The Mohlabane family business ensures that Goapele doesn't have to compromise her integrity or creativity in building a lasting career: She released her debut album, Even Closer, through her mother and brother's own label, Skyblaze, last year. The record features the gorgeous single "Closer," a smoldering anthem (and one of the few local tunes to get commercial radio support). Goapele's sinewy melodies and full-bodied voice draw comparisons to Sade and Nina Simone, and her fusion of soul, jazz, hip hop, and world music is slowly but surely starting to grab the ears of legends from Ray Charles to Prince. She's also the undercover vocal weapon of notable local hip hop artists, appearing on standout songs off recent albums by E-40, Hieroglyphics, Zion I, and J-Boogie's Dubtronic Science. Indeed, this oft-dubbed "Bay Area's best-kept secret" is clearly not going to stay hidden for long.

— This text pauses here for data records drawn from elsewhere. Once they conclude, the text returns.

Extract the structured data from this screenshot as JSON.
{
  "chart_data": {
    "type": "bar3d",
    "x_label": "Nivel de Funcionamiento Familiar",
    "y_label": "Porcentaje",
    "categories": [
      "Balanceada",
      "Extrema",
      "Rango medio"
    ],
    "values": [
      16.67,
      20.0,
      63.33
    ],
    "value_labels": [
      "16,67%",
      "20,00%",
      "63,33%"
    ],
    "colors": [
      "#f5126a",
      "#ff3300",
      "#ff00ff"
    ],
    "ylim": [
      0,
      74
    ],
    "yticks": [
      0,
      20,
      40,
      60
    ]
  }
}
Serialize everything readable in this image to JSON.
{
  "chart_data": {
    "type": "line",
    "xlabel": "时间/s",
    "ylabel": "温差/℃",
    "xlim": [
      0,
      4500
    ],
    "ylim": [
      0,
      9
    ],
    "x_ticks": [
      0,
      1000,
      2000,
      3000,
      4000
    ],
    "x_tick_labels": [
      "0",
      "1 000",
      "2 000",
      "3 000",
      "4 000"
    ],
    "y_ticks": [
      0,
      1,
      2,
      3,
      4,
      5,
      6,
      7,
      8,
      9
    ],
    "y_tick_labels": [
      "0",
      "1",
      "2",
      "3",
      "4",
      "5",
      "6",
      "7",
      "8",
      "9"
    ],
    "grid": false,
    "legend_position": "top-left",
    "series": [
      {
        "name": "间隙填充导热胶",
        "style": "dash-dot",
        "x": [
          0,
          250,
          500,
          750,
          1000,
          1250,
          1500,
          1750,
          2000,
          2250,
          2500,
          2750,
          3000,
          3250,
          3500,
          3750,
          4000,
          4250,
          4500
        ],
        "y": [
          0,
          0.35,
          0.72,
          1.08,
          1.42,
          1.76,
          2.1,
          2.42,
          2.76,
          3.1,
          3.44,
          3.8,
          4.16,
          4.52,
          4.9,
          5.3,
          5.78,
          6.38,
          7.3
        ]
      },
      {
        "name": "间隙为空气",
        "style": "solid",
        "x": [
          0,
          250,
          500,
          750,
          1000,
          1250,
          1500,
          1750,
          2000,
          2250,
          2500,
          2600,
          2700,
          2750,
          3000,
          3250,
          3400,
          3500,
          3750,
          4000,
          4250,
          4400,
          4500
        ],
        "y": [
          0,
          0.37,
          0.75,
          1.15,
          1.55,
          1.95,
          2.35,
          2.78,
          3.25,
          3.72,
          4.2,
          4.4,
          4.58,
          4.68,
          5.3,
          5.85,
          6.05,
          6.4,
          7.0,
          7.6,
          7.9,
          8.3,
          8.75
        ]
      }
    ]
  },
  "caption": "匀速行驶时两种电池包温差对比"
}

Harold Ray Live in Concert

While its fans may sport ironic mustaches, wide neckties, and other kitschy affectations of hipsterdom, there's nothing sarcastic about Harold Ray's devotion to old-school soul. In fact, like the Godfather of Soul James Brown and the Rev. Al Green, the musicians who comprise Harold Ray Live in Concert have become sonic evangelists of sorts, espousing a devotion to vintage equipment, analog recording, live performance, and mostly forgotten catalogs of obscure soul pioneers. Sure, Harold Ray (real name: Jason Morgan) and his backing band, Live in Concert, play mostly covers, and the band's appearance -- somewhere between geek chic and just plain geek -- is a far cry from the flashy sophistication of its forebears. But none of that matters when the guys take the stage with their rollicking blend of sweaty melodies and over-the-top antics. As its name suggests, Harold Ray Live in Concert boasts a religious allegiance to live performance, even with its recently released self-titled debut for Alternative Tentacles. The album, recorded live in one night, is an aural embodiment of the band's onstage energy, where the sextet exudes such a feverish enthusiasm that onlookers might expect drum kits and mike stands to come hurtling toward them at any moment. Crowd-pleasers like the Showstoppers cover "Ain't Nothing But a House Party," James Brown's rough-hewn "Tell Me That You Love Me," and the foot-stompin' "Soul Dance No. 3" by Carl Holmes & the Commanders roil with strutting bass lines, brawny saxophones, and, of course, the band's bread and butter: the hollers and shrieks of Morgan, which the vocalist spreads on thick.